Pierre Sautreuil, Le guerre perdute di Jurij Beljaev (Einaudi)
Traduzione di Silvia Manzio e Silvia Mercuri

La guerra in Ucraina, come probabilmente tutte le guerre, è stata ed è un prolifico motore di opinioni. Sui social e sui giornali ci sono quelli che ce la spiegano, quelli che ci dicono chi ha ragione e chi ha torto, quelli che ci dicono cosa si dovrebbe fare. È un cloud preponderante rispetto a quelli che la guerra la raccontano da posti in cui succedono le cose, in un’epoca in cui, nonostante esistano ancora bravi reporter, la testimonianza dal fronte è appunto schiacciata tra le opinioni di chiunque e i frammenti visivi che appaiono nelle nostre timeline. Eppure niente come la parola scritta, un certo tipo di parola scritta, ha la capacità di dare verità alla guerra. Le guerre perdute di Jurij Beljaev dal reporter francese Pierre Sautreuil, appena uscito per Einaudi, che racconta il conflitto del Donbass tra il 2014 e il 2015, quando l’autore aveva appena 21 anni e cercava di affermarsi come giornalista freelance, fa parte di quella rara categoria in cui il giornalismo deborda quasi senza volerlo nella letteratura. Nelle sue pagine si possono trovare le premesse di quello che sta succedendo oggi in quelle zone, ma questo non è il motivo più importante per leggerlo. Il libro è soprattutto il ritratto-puzzle di un personaggio “da guerra”, un colonnello Kurtz dell’est Europa, il Jurij Beljaev del titolo, passato attraverso il comunismo e il suo crollo, contrabbando, guerra in Bosnia, nazionalismo (se non proprio neo nazismo) e arrivato fino alla causa del separatismo contro l’Ucraina, una specie di agente del male da cui l’autore è profondamente affascinato per motivi che pagina dopo pagina ci sembrano del tutto comprensibili. Le guerre perdute di Jurij Beljaev è romanzo-reportage che ci fa capire poco o niente, che non contiene opinioni e tanto meno indica soluzioni, ma che è schiacciato sul presente, anzi sull’istante e sul centimetro in cui succedono le cose dal punto di vista di chi guarda (forse l’unico modo per dare a chi legge, a chi ascolta, il senso di cosa la guerra possa essere). Un libro che è anche uno struggente e tetro acquerello sui paesaggi della guerra. Un hotel gelido di Lugansk, un obitorio di Donetsk (incredibile la pagina sull’odore dei cadaveri che si attacca alle narici), un’autostrada squarciata dalle bombe, i cieli color antracite, l’acqua color piscio che esce dai rubinetti. (Cristiano de Majo)

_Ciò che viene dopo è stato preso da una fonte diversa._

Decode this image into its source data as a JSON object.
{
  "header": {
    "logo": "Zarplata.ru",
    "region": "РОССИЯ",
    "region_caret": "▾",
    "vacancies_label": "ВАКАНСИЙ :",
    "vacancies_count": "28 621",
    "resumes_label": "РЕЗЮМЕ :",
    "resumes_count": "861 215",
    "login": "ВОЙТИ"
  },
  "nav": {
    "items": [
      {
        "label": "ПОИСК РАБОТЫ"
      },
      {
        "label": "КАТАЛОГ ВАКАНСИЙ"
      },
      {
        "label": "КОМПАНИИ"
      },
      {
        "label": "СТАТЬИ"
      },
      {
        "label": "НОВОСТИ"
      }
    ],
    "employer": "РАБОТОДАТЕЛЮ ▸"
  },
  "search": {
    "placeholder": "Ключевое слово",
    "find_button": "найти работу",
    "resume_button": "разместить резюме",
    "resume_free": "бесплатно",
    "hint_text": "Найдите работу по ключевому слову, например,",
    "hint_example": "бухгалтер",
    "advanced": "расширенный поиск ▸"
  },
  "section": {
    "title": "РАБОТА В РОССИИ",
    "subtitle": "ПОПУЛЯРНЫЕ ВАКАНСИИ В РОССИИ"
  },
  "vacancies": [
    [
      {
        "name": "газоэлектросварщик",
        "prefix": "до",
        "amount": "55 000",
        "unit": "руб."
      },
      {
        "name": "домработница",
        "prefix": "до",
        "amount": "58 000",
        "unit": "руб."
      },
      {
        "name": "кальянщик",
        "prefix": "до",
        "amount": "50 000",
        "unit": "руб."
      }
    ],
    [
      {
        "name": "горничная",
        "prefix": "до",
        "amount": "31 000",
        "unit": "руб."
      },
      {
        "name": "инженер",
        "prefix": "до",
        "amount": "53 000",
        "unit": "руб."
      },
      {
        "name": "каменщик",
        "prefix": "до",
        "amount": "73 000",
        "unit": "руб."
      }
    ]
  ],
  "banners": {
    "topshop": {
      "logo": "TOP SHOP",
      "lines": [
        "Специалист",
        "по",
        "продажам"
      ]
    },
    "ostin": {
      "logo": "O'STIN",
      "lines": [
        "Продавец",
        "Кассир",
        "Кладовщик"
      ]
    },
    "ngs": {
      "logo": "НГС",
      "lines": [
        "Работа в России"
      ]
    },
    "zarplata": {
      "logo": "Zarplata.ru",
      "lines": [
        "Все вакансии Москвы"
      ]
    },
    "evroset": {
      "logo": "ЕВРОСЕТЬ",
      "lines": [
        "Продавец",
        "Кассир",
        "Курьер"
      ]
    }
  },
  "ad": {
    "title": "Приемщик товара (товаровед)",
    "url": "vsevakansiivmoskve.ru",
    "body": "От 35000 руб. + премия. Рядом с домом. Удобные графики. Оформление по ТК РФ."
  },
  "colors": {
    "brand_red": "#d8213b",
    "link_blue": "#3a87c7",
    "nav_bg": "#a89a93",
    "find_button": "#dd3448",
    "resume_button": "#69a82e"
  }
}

Jessica Anthony, Arriva l’oritteropo (Edizioni Sur)
Traduzione di Dario Diofebi e Martina Testa

Arriva l’oritteropo è un gioco di specchi, il racconto di due vite distanti 145 anni tenuto assieme da frasi lunghissime (non a caso, Jessica Anthony ha citato tra le sue ispirazioni Woolf, Joyce, Krasznahorkai, Hrabal) e da uno dei più strani MacGuffin che si possano immaginare: gli occhi di un oritteropo morto – una creatura «brutta persino per la Natura, come se un maiale si fosse accoppiato con un’asina» – che in realtà sono gli occhi di un amante morto suicida. Le due vite sono quelle di Alexander Paine, nel 2020 candidato repubblicano alla Camera dei rappresentanti nel primo distretto congressuale della Virginia, ossessionato da Ronald Reagan, omosessuale represso perché «Lgbtq sembra il nome di una cosa che si ordina al fast food con la maionese»; e quella di Titus Downing, nel 1875 tassidermista geniale e incompreso, omosessuale represso perché vive nell’Inghilterra vittoriana. La vita di Alexander e quella di Titus sono entrambe segnate, e legate, dal giorno in cui «arriva l’oritteropo», lo stesso oritteropo, per entrambi un messaggio in codice inviato dai rispettivi amanti segreti e proibiti: per Alexander è il presidente della Happiness Foundation Greg Tapico, per Titus il naturalista zoologico sir Richard Ostlet. Attraverso la grottesca anatomia dell’oritteropo Alexander e Titus sono costretti all’autoanalisi che non si possono permettere, l’uno a causa delle circostanze e l’altro dei tempi. E il talento satirico di Anthony sta nel rendere comica, a tratti spassosa, l’acquisizione di una consapevolezza traumatica per entrambi i protagonisti: quella di essere identici a una bestia grottesca, che vive sottoterra, che ha paura di tutto e che scappa sempre scavando buche con i grossi artigli, senza avere però, loro, la grazia che all’oritteropo viene dal vivere in esatta corrispondenza con la sua natura. Per spiegare perché questo romanzo sia più di tutto satira, Anthony ha scelto una frase scritta da André Breton in L’amour fou: «Il piacere, qui, è funzione della dissimiglianza stessa che intercorre tra l’oggetto atteso e il reperto». E c’è un piacere enorme nell’attendersi di essere umani e scoprirsi invece oritteropi. (Francesco Gerardi)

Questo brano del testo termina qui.